Abstract

Obstruction of the upper urinary tract induces a progressive loss in renal mass through apoptotic renal cell death. Although TNF-alpha has been implicated in ischemia-reperfusion-induced apoptotic renal cell death, its role in obstructive renal cell apoptosis remains unknown. To study this, male Sprague-Dawley rats were subjected to left unilateral ureteral obstruction vs. sham operation. Twenty-four hours before surgery and every 84 h thereafter, rats received either vehicle or a pegylated form of soluble TNF receptor type 1 (PEG-sTNFR1).
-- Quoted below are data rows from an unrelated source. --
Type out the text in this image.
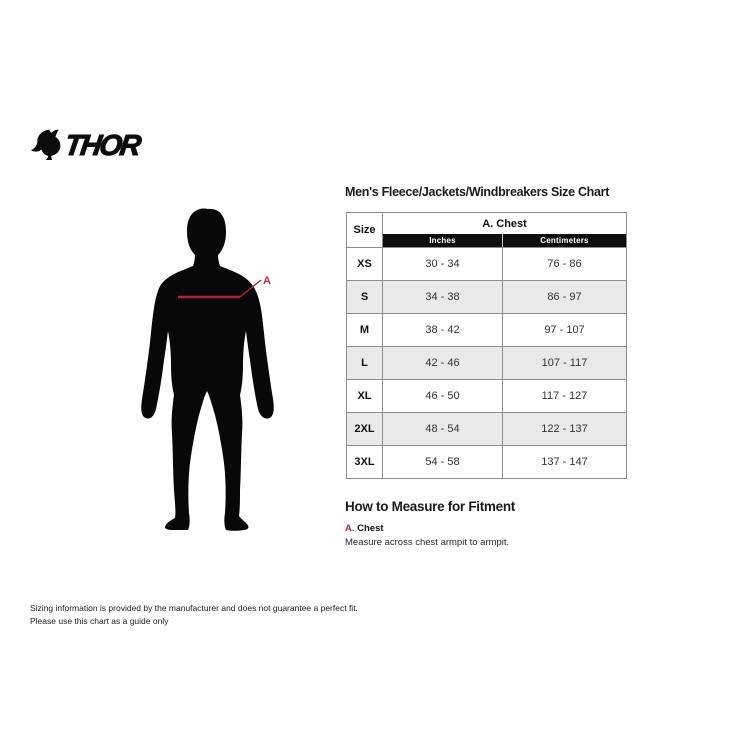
THOR
A
Men's Fleece/Jackets/Windbreakers Size Chart
Size
A. Chest
Inches	Centimeters
XS	30 - 34	76 - 86
S	34 - 38	86 - 97
M	38 - 42	97 - 107
L	42 - 46	107 - 117
XL	46 - 50	117 - 127
2XL	48 - 54	122 - 137
3XL	54 - 58	137 - 147
How to Measure for Fitment
A. Chest
Measure across chest armpit to armpit.
Sizing information is provided by the manufacturer and does not guarantee a perfect fit.
Please use this chart as a guide only
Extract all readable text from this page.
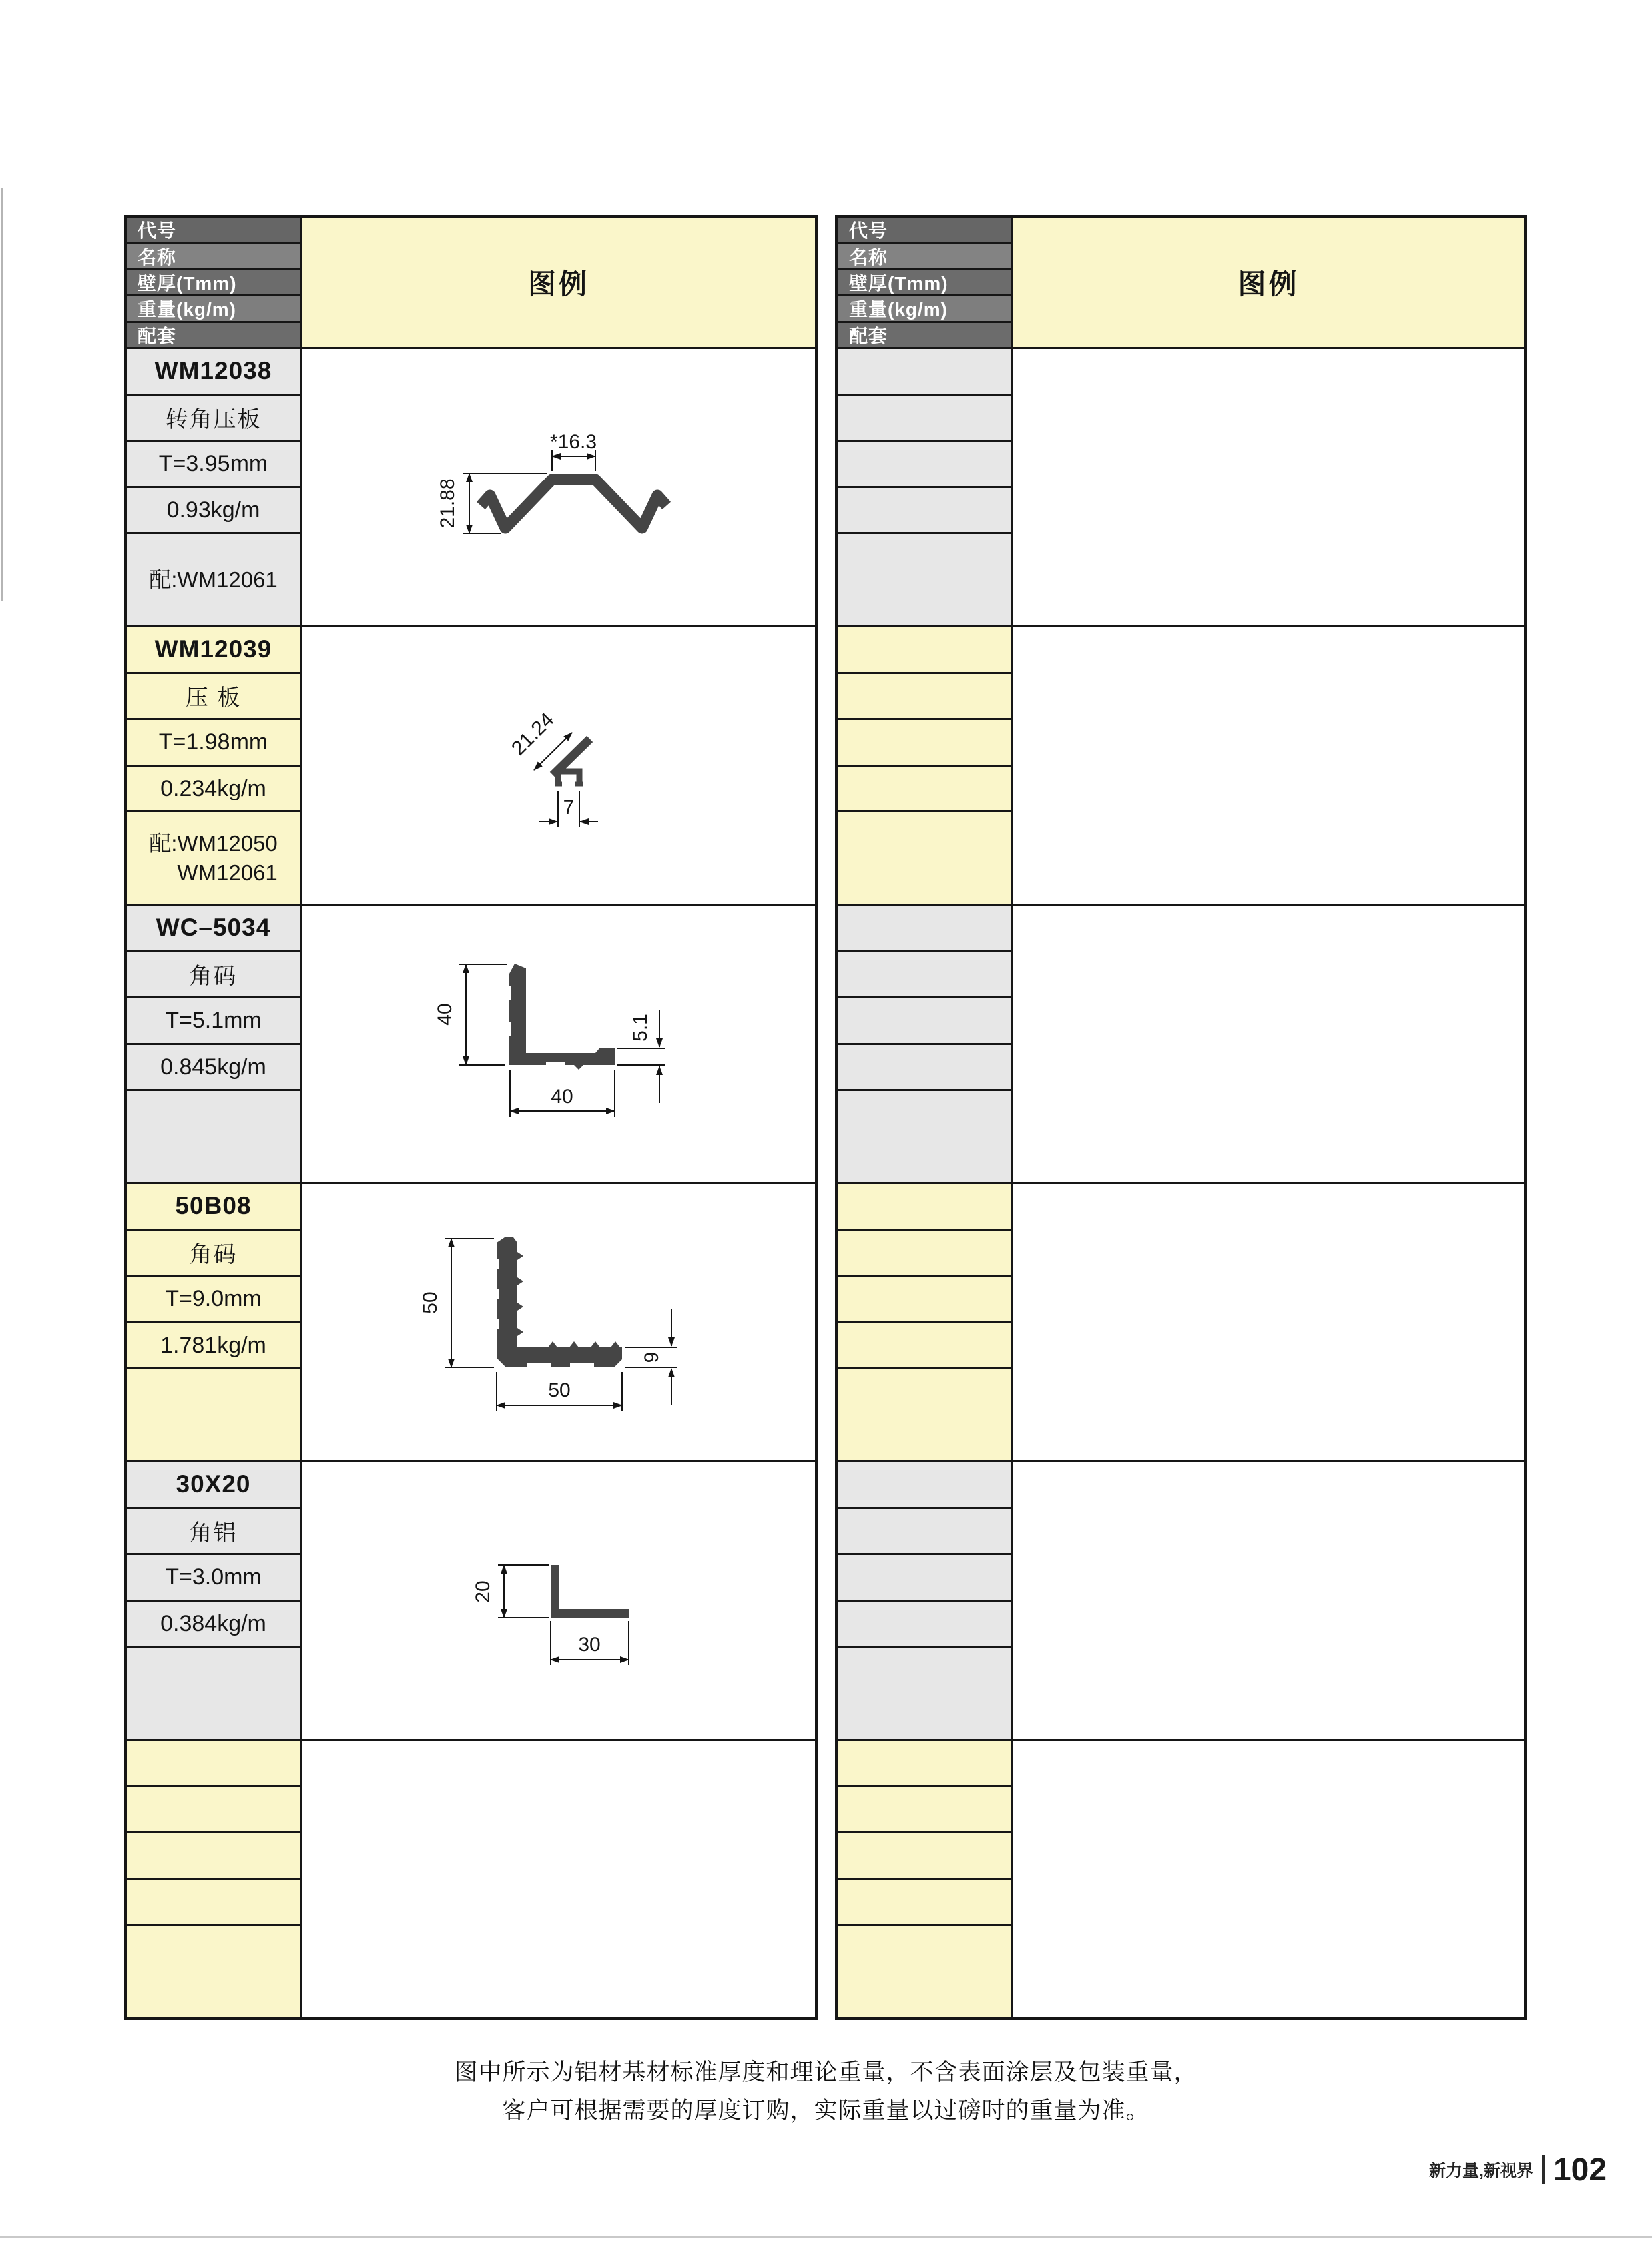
代号
名称
壁厚(Tmm)
重量(kg/m)
配套
图例
WM12038
转角压板
T=3.95mm
0.93kg/m
配:WM12061
*16.3
21.88
WM12039
压 板
T=1.98mm
0.234kg/m
配:WM12050
WM12061
21.24
7
WC–5034
角码
T=5.1mm
0.845kg/m
40
40
5.1
50B08
角码
T=9.0mm
1.781kg/m
50
50
9
30X20
角铝
T=3.0mm
0.384kg/m
20
30
代号
名称
壁厚(Tmm)
重量(kg/m)
配套
图例
图中所示为铝材基材标准厚度和理论重量，不含表面涂层及包装重量，
客户可根据需要的厚度订购，实际重量以过磅时的重量为准。
新力量,新视界 102
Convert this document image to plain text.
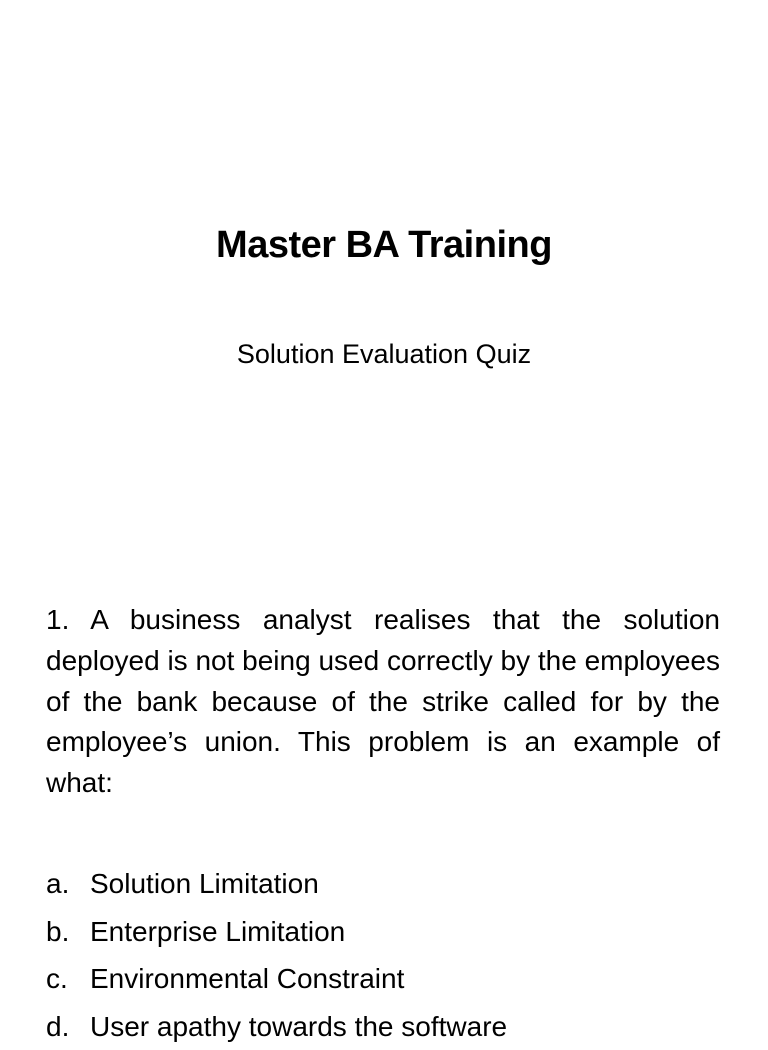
Master BA Training
Solution Evaluation Quiz

1. A business analyst realises that the solution deployed is not being used correctly by the employees of the bank because of the strike called for by the employee’s union. This problem is an example of what:

a. Solution Limitation
b. Enterprise Limitation
c. Environmental Constraint
d. User apathy towards the software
The kidneys were harvested 1, 3, or 7 days postoperatively, and tissue samples were subsequently analyzed for TNF-alpha (ELISA, RT-PCR), Fas ligand (RT-PCR), apoptosis (TUNEL, ELISA), and caspase 8 and 3 activity (Western blot). Renal obstruction induced increased tissue TNF-alpha and Fas ligand mRNA levels, TNF-alpha protein production, apoptotic renal tubular cell death, and elevated caspase 8 and 3 activity, whereas treatment with PEG-sTNFR1 significantly reduced obstruction-induced TNF-alpha production, renal tubular cell apoptosis, and caspase activity. PEG-sTNFR1 did not significantly alter Fas ligand expression. These results demonstrate that TNF-alpha mediates obstruction-induced renal tubular cell apoptosis and proapoptotic signaling and identify TNF-alpha neutralization as a potential therapeutic option for the amelioration of obstruction-induced renal injury.